Debug
Scrapfly's debug feature allows debugging each API call by:
- Storing the scraped result for 1+ weeks (based on log retention policy)
- Replaying any debug API call through web dashboard
- Screenshot capturing for javascript rendering enabled API calls
We recommend using debug feature during scraper development process, as it makes it easier to investigate any scraper issues.
The stored debug content will be deleted when the log retention policy expires
The debug details can be found in each monitoring log page Debug tab:
Usage
Debug has to be enabled per request basis using the debug parameter.

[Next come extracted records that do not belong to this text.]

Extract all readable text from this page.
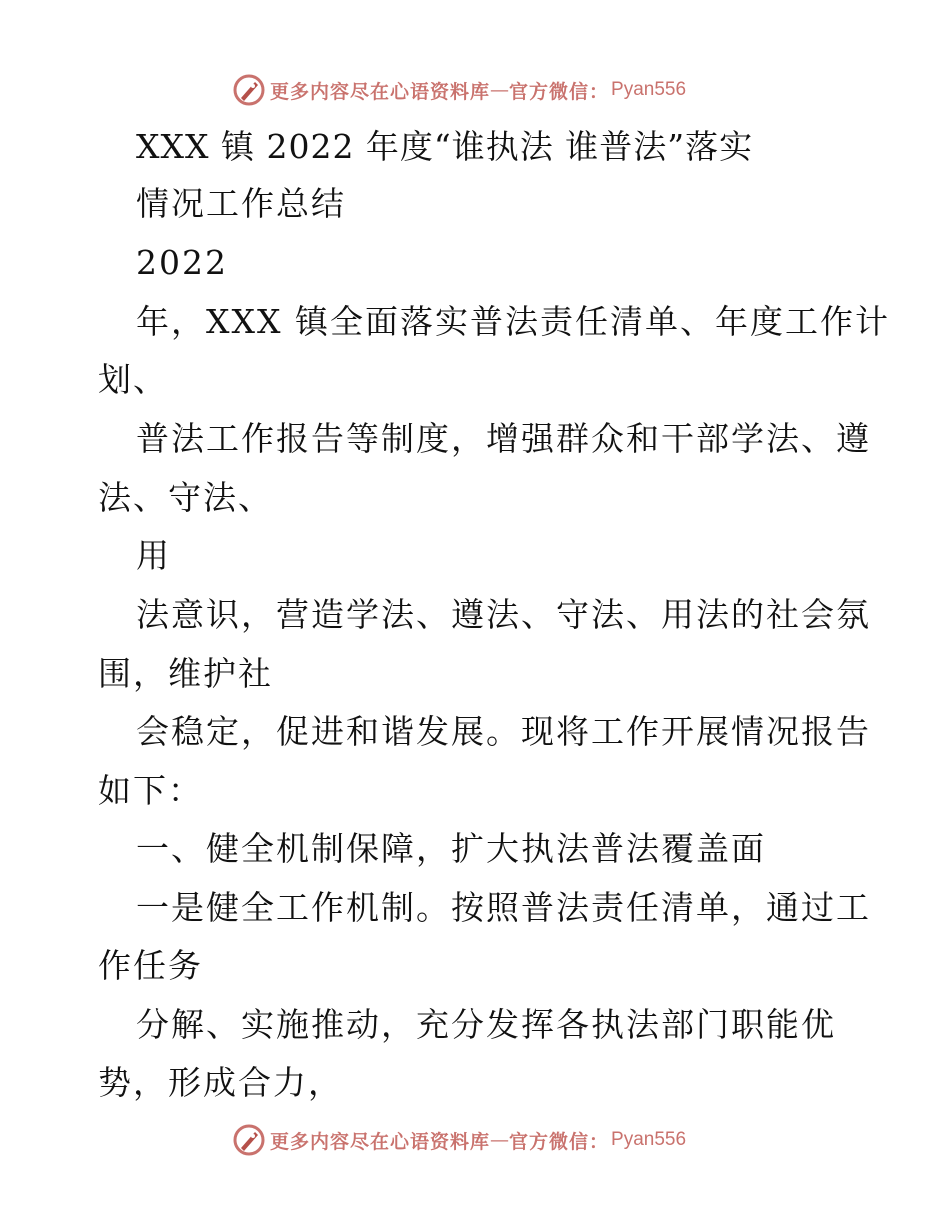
更多内容尽在心语资料库 — 官方微信： Pyan556
XXX 镇 2022 年度“谁执法 谁普法”落实
情况工作总结
2022
年，XXX 镇全面落实普法责任清单、年度工作计
划、
普法工作报告等制度，增强群众和干部学法、遵
法、守法、
用
法意识，营造学法、遵法、守法、用法的社会氛
围，维护社
会稳定，促进和谐发展。现将工作开展情况报告
如下：
一、健全机制保障，扩大执法普法覆盖面
一是健全工作机制。按照普法责任清单，通过工
作任务
分解、实施推动，充分发挥各执法部门职能优
势，形成合力，
更多内容尽在心语资料库 — 官方微信： Pyan556
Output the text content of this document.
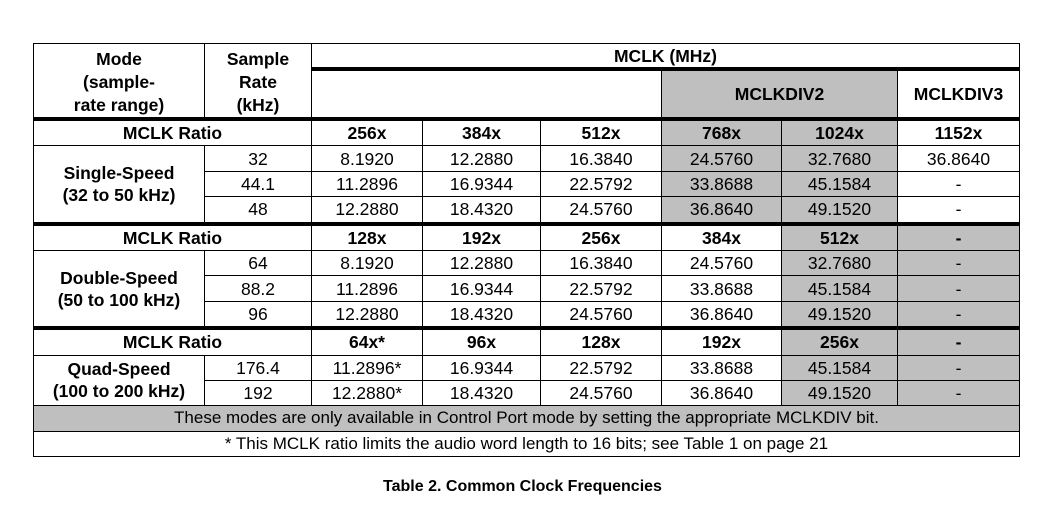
Mode
(sample-
rate range)	Sample
Rate
(kHz)	MCLK (MHz)					
					MCLKDIV2		MCLKDIV3
MCLK Ratio		256x	384x	512x	768x	1024x	1152x
Single-Speed
(32 to 50 kHz)	32	8.1920	12.2880	16.3840	24.5760	32.7680	36.8640
	44.1	11.2896	16.9344	22.5792	33.8688	45.1584	-
	48	12.2880	18.4320	24.5760	36.8640	49.1520	-
MCLK Ratio		128x	192x	256x	384x	512x	-
Double-Speed
(50 to 100 kHz)	64	8.1920	12.2880	16.3840	24.5760	32.7680	-
	88.2	11.2896	16.9344	22.5792	33.8688	45.1584	-
	96	12.2880	18.4320	24.5760	36.8640	49.1520	-
MCLK Ratio		64x*	96x	128x	192x	256x	-
Quad-Speed
(100 to 200 kHz)	176.4	11.2896*	16.9344	22.5792	33.8688	45.1584	-
	192	12.2880*	18.4320	24.5760	36.8640	49.1520	-
These modes are only available in Control Port mode by setting the appropriate MCLKDIV bit.							
* This MCLK ratio limits the audio word length to 16 bits; see Table 1 on page 21							
Table 2. Common Clock Frequencies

If used together with the render_js=true parameter the debugger will also attempt to capture screenshots:
# gem install httparty
require 'httparty'
require 'json'
# Build query parameters
params = {
'debug' => true,
'render_js' => true,
'key' => "__API_KEY__",
'url' => "https://web-scraping.dev/product/1",
}
url = "https://api.scrapfly.io/scrape"
options = {
query: params,
timeout: 160,
open_timeout: 10,
}
begin
response = HTTParty.get(url, options)
# Check for HTTP errors
unless response.success?
error_data = response.parsed_response
error_msg = error_data['message'] || error_data['description'] || 'Request failed'
raise "HTTP error #{response.code}: #{error_msg}"
end
data = response.parsed_response
puts JSON.pretty_generate(data)
# Access the scrape result
puts data['result'] if data['result']
rescue HTTParty::Error => e
STDERR.puts "Request failed: #{e.message}"
raise
rescue StandardError => e
STDERR.puts "Error: #{e.message}"
raise
end
https://api.scrapfly.io/scrape?debug=true&render_js=true&key=&url=https%3A%2F%2Fweb-scraping.dev%2Fproduct%2F1
Example of API Response
To access the debug results via provided urls the?keyparameter should be added with your API key. For example:https://api.scrapfly.io/scrape/debug/ee8484c6-ee5f-4775-a665-0a2b57631c1c?key={{ YOUR_API_KEY }}
Pricing
Running debug in TEST environment is free. In production (LIVE env) we charge +2 additional API Credit.
The goal is too keep this feature accessible while preventing running debug mode on full scale production workload (we store api response, screenshots, full execution trace for account manager and technical review - This avoid a large amount of wasted resources.